Lp, é a vida animal a falar mais alto!
Cumprimentos
Papillon
Esse modelo só poderia funcionar numa muito pequena (demograficamente) sociedade! Os partidos não podem ser entregues a si mesmos: são capturados por ambiciosos e oportunistas. Convém estarmos atentos! :)
Rousseau dizia, de facto, que o regime democrático sé era viável num estado pequeno demograficamente.
Não sei, mas os partidos põem lá os deputados que querem (por compadrio) e o povo fica sem representatividade! :(
Papillon
Basta combater a corrupção: esta é que está a degradar tudo. Pelo menos, vejo a situação a partir desse prisma. Mérito, competência, igualdade de oportunidades, ..., tudo isso que o sistema nacional de favores mina.

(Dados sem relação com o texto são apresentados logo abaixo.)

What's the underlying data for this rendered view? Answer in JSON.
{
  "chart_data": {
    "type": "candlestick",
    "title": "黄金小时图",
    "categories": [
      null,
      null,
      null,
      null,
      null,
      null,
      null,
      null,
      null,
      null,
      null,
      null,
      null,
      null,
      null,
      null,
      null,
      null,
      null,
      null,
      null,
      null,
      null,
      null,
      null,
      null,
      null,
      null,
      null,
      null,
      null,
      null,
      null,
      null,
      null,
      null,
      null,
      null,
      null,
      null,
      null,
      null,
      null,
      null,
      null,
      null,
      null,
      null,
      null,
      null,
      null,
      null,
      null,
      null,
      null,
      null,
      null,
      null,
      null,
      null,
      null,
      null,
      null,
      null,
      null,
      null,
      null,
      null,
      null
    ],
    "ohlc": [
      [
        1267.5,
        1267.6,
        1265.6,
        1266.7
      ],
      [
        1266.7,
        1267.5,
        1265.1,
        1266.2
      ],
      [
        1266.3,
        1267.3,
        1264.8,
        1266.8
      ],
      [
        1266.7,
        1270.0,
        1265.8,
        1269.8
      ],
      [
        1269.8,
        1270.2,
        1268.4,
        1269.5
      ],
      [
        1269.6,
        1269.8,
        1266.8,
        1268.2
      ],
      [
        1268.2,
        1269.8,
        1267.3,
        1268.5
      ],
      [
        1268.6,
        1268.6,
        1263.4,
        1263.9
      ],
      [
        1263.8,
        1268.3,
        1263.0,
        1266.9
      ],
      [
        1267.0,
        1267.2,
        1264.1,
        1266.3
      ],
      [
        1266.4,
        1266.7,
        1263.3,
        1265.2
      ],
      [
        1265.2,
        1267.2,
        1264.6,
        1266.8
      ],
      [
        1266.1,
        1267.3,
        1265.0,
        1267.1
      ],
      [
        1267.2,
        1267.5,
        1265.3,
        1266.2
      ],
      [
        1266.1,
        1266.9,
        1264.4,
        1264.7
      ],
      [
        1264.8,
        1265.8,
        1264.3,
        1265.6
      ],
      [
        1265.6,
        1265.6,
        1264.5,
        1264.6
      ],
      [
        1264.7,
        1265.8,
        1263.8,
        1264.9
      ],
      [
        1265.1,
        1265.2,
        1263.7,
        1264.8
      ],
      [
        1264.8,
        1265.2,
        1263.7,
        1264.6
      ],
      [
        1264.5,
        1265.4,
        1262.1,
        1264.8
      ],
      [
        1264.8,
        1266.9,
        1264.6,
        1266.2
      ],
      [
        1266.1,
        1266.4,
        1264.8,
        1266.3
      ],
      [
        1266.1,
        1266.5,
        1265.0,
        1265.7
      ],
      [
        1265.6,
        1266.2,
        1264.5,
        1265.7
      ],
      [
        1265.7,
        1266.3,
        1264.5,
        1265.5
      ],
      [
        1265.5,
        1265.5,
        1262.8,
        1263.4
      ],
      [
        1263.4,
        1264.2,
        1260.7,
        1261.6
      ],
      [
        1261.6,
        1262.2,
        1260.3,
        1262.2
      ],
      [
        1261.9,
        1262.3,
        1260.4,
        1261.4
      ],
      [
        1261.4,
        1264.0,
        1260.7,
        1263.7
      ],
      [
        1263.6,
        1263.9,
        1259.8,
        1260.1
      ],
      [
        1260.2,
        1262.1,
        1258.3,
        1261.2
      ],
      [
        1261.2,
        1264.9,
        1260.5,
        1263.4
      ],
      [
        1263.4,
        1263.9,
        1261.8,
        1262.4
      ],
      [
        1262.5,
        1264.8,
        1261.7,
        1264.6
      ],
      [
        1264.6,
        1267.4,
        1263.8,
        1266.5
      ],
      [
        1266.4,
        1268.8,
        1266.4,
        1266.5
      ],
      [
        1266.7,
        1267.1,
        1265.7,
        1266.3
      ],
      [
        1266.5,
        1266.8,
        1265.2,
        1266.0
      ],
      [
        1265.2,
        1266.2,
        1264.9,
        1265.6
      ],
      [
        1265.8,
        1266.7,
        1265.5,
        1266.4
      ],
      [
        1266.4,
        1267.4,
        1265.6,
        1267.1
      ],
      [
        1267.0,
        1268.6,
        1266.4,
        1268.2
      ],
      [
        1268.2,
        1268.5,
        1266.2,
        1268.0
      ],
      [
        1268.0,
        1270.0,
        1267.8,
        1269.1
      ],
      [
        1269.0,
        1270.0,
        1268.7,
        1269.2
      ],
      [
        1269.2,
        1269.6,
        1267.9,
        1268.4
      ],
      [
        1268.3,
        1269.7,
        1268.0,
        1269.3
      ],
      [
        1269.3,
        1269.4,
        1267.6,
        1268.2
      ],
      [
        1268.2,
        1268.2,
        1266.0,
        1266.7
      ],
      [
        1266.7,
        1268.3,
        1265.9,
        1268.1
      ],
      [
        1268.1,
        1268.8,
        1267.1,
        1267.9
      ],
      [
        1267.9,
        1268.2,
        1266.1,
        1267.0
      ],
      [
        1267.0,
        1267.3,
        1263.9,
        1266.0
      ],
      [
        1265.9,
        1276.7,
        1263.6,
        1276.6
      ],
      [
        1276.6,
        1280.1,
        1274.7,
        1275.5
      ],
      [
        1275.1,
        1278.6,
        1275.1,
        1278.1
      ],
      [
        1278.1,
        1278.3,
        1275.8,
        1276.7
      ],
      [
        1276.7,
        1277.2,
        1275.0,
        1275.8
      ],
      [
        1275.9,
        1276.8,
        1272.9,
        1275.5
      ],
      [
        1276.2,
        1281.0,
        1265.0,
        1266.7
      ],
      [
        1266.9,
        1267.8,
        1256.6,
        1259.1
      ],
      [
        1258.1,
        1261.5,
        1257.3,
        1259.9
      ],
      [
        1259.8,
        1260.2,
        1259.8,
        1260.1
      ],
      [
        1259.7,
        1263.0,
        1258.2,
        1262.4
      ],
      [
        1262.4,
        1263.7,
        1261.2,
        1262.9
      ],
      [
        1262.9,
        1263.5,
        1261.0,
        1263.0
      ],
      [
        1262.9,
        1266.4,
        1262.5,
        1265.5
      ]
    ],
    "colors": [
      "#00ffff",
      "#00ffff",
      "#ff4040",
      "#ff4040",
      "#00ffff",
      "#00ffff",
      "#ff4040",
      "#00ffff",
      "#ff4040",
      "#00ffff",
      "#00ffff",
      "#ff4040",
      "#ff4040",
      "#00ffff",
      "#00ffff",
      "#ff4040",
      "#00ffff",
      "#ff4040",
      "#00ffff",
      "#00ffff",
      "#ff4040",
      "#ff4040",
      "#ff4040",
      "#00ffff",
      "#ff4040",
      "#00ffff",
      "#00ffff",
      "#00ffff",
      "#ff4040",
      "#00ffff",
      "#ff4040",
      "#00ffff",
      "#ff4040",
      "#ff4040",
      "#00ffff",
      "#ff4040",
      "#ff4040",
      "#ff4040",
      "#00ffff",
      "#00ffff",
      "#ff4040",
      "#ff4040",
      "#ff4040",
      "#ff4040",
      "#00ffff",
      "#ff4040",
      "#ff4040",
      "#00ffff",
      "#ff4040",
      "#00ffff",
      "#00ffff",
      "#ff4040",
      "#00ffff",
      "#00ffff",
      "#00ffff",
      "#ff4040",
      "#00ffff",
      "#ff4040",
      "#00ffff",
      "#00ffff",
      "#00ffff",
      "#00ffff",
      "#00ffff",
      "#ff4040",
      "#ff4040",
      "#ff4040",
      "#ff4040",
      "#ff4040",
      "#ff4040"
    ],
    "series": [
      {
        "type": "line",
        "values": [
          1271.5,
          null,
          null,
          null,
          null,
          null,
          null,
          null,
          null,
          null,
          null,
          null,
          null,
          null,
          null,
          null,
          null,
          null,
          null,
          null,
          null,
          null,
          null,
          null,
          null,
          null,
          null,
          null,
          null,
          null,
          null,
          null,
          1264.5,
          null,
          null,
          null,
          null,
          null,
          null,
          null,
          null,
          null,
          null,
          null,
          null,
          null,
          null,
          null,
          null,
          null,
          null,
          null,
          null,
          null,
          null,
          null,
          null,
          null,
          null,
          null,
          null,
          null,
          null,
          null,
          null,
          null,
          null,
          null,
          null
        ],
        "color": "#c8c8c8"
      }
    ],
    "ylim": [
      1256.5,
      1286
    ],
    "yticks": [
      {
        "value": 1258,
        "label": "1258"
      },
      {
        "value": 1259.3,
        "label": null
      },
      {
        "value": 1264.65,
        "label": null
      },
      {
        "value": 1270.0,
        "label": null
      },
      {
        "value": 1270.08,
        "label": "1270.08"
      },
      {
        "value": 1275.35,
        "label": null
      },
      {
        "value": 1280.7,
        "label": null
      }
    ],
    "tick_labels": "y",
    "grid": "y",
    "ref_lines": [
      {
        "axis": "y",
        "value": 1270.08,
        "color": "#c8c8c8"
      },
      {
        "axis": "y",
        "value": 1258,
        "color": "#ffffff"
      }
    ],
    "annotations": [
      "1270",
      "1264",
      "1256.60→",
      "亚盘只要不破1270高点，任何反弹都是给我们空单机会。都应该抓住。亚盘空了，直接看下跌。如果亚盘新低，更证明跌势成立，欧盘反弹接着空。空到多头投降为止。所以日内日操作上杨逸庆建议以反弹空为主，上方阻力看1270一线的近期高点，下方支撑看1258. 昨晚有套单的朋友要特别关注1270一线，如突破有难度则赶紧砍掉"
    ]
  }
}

Mas erradicar a corrupção, não é mesma coisa que a erva daninha do jardim. Equivale a dizer que deveríamos erradicar o crime sob todas as formas..., ora isso é uma impossibilidade da humanidade enquanto tal.
Além disso, acredito que um indivíduo deva ter sempre espaço para expor as suas ideias e razões, independentemente de estar sujeito à linha ideológica de um partido! Se quer a tutela da Filosofia, tem de concordar cmg! :)
Todas as formas? Isso é impossível! Vencer pequenas metas, uma de cada vez: somos mortais! E a filosofia só existe porque somos mortais! :)
LOL! Sócrates se viesse aqui ler não perceberia metade! não o inventes culto... nem o Marx todo leu.